The UK government is asking the public sector to work with data in an ethical responsible way. Therefore they have released an ethical framework to spur data ethical innovation. It deals with 7 principles and are mainly initiatives done on top of complying with existing law such as the General Data Protection Regulation, GDPR.
The UK public sector data ethics framework is centered around the user, the citizen (1) just like we do in DataEthics.eu’s principles (which will be released in an updated and detailed version in September). It also states that data ethics is build on top of existing legislation (2) including ‘data protection by design’ which is considered a legal requirement under GDPR.
The third principle (3) deals with proportionality and here principles of anonymisation is key. It states:
“When using personal data it is good practice to work with data that has been de-identified to the greatest degree possible. This process is often called anonymisation, although it is important to note that many forms of data can never be fully and irreversibly anonymised. Pseudonymisation is a related process of removing the most re-identifying components of the data and storing them separately. If data is anonymised to the greatest degree possible, it is likely to be out of scope of data protection law as it is no longer considered personal data. Pseudonymised data, however, is subject to the same laws as fully identifiable personal data.”

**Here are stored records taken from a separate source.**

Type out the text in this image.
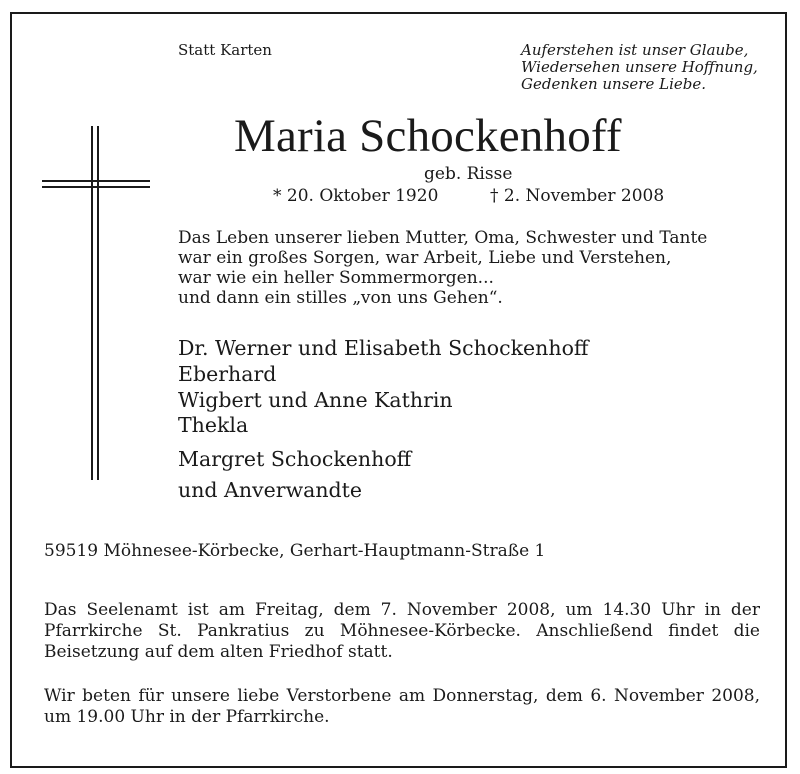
Statt Karten	Auferstehen ist unser Glaube,
Wiedersehen unsere Hoffnung,
Gedenken unsere Liebe.
Maria Schockenhoff
geb. Risse
* 20. Oktober 1920	† 2. November 2008
Das Leben unserer lieben Mutter, Oma, Schwester und Tante
war ein großes Sorgen, war Arbeit, Liebe und Verstehen,
war wie ein heller Sommermorgen...
und dann ein stilles „von uns Gehen“.
Dr. Werner und Elisabeth Schockenhoff
Eberhard
Wigbert und Anne Kathrin
Thekla
Margret Schockenhoff
und Anverwandte
59519 Möhnesee-Körbecke, Gerhart-Hauptmann-Straße 1
Das Seelenamt ist am Freitag, dem 7. November 2008, um 14.30 Uhr in der Pfarrkirche St. Pankratius zu Möhnesee-Körbecke. Anschließend findet die Beisetzung auf dem alten Friedhof statt.
Wir beten für unsere liebe Verstorbene am Donnerstag, dem 6. November 2008, um 19.00 Uhr in der Pfarrkirche.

You can find more on anonymisation in this UK guide on Anonymisation Decision-making Framework.
Principle four (4) deals with the limitations of data and thus the quality of data. That there are often errors which need to be considered and bias from from historical decision making, or unrepresentative surveys or social media. Principle five (5) deals with your practices that need to be robust and consistent. Your algorithms must be accountable and you must be able to explain them to non-specialist.

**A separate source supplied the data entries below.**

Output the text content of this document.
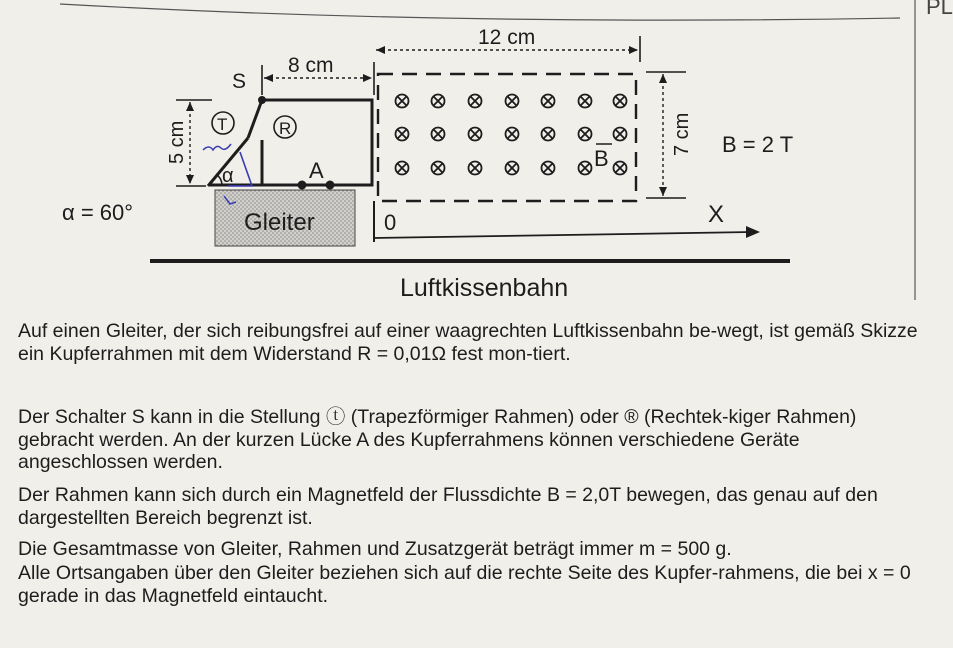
PL
Gleiter
Luftkissenbahn
A
T	R
α
S
8 cm
5 cm
12 cm
7 cm B = 2 T
B
0	X
α = 60°

Auf einen Gleiter, der sich reibungsfrei auf einer waagrechten Luftkissenbahn be-wegt, ist gemäß Skizze ein Kupferrahmen mit dem Widerstand R = 0,01Ω fest mon-tiert.

Der Schalter S kann in die Stellung ⓣ (Trapezförmiger Rahmen) oder ® (Rechtek-kiger Rahmen) gebracht werden. An der kurzen Lücke A des Kupferrahmens können verschiedene Geräte angeschlossen werden.

Der Rahmen kann sich durch ein Magnetfeld der Flussdichte B = 2,0T bewegen, das genau auf den dargestellten Bereich begrenzt ist.

Die Gesamtmasse von Gleiter, Rahmen und Zusatzgerät beträgt immer m = 500 g.

Alle Ortsangaben über den Gleiter beziehen sich auf die rechte Seite des Kupfer-rahmens, die bei x = 0 gerade in das Magnetfeld eintaucht.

It framework ask you to be transparent (5) about the tools, data and algorithms you use to conduct your work, working in the open where possible. This allows other researchers to scrutinize your findings and citizens to understand the new types of work we are doing. Wherever possible and without endagering privacy and intregrity of data you should work with open sources processes. And again, explainability is key:
“The more complex data science tools become, the more difficult it may be to understand or explain the decision-making process. This is a critical issue to consider when carrying out data science or any analysis in government. It is essential that government policy be based on interpretable evidence in order to provide accountability for a policy outcome.”

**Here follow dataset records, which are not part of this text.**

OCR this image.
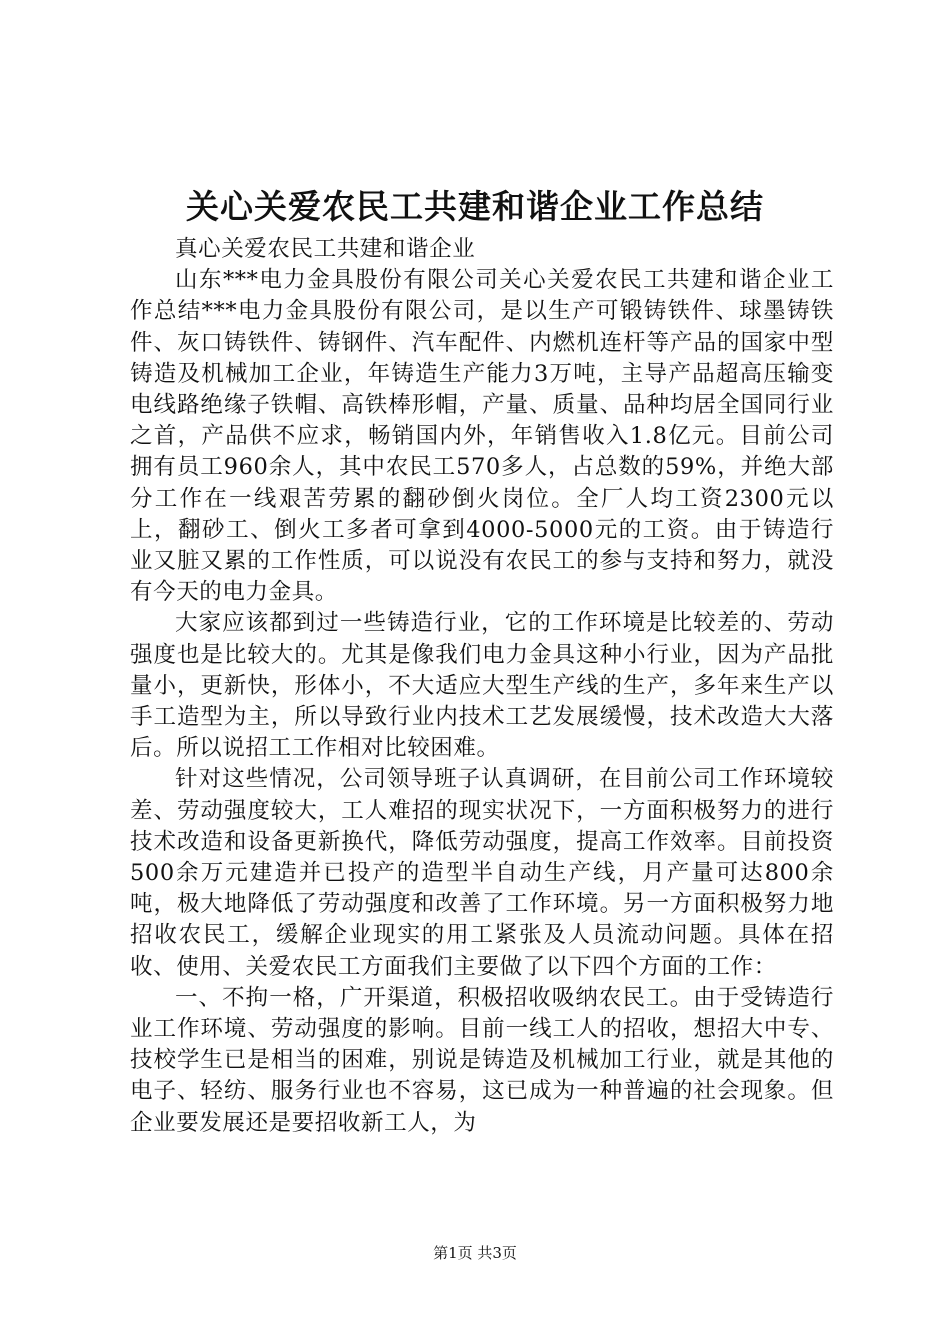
关心关爱农民工共建和谐企业工作总结

真心关爱农民工共建和谐企业

山东***电力金具股份有限公司关心关爱农民工共建和谐企业工作总结***电力金具股份有限公司，是以生产可锻铸铁件、球墨铸铁件、灰口铸铁件、铸钢件、汽车配件、内燃机连杆等产品的国家中型铸造及机械加工企业，年铸造生产能力3万吨，主导产品超高压输变电线路绝缘子铁帽、高铁棒形帽，产量、质量、品种均居全国同行业之首，产品供不应求，畅销国内外，年销售收入1.8亿元。目前公司拥有员工960余人，其中农民工570多人，占总数的59%，并绝大部分工作在一线艰苦劳累的翻砂倒火岗位。全厂人均工资2300元以上，翻砂工、倒火工多者可拿到4000-5000元的工资。由于铸造行业又脏又累的工作性质，可以说没有农民工的参与支持和努力，就没有今天的电力金具。

大家应该都到过一些铸造行业，它的工作环境是比较差的、劳动强度也是比较大的。尤其是像我们电力金具这种小行业，因为产品批量小，更新快，形体小，不大适应大型生产线的生产，多年来生产以手工造型为主，所以导致行业内技术工艺发展缓慢，技术改造大大落后。所以说招工工作相对比较困难。

针对这些情况，公司领导班子认真调研，在目前公司工作环境较差、劳动强度较大，工人难招的现实状况下，一方面积极努力的进行技术改造和设备更新换代，降低劳动强度，提高工作效率。目前投资500余万元建造并已投产的造型半自动生产线，月产量可达800余吨，极大地降低了劳动强度和改善了工作环境。另一方面积极努力地招收农民工，缓解企业现实的用工紧张及人员流动问题。具体在招收、使用、关爱农民工方面我们主要做了以下四个方面的工作：

一、不拘一格，广开渠道，积极招收吸纳农民工。由于受铸造行业工作环境、劳动强度的影响。目前一线工人的招收，想招大中专、技校学生已是相当的困难，别说是铸造及机械加工行业，就是其他的电子、轻纺、服务行业也不容易，这已成为一种普遍的社会现象。但企业要发展还是要招收新工人，为

第1页 共3页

When it comes to personalisation there are also a explainability issue in the final principle (7) about responsible use.
“If fewer choices are presented as a result of personalisation, monitor your model continuously to make sure it’s still personalising effectively without negative consequences. You should also be prepared to be transparent about this process as it is essential you can explain clearly how any algorithm is personalising information.”
Both development and implementation teams must understand how findings and data models should be used and monitored with a robust evaluation plan.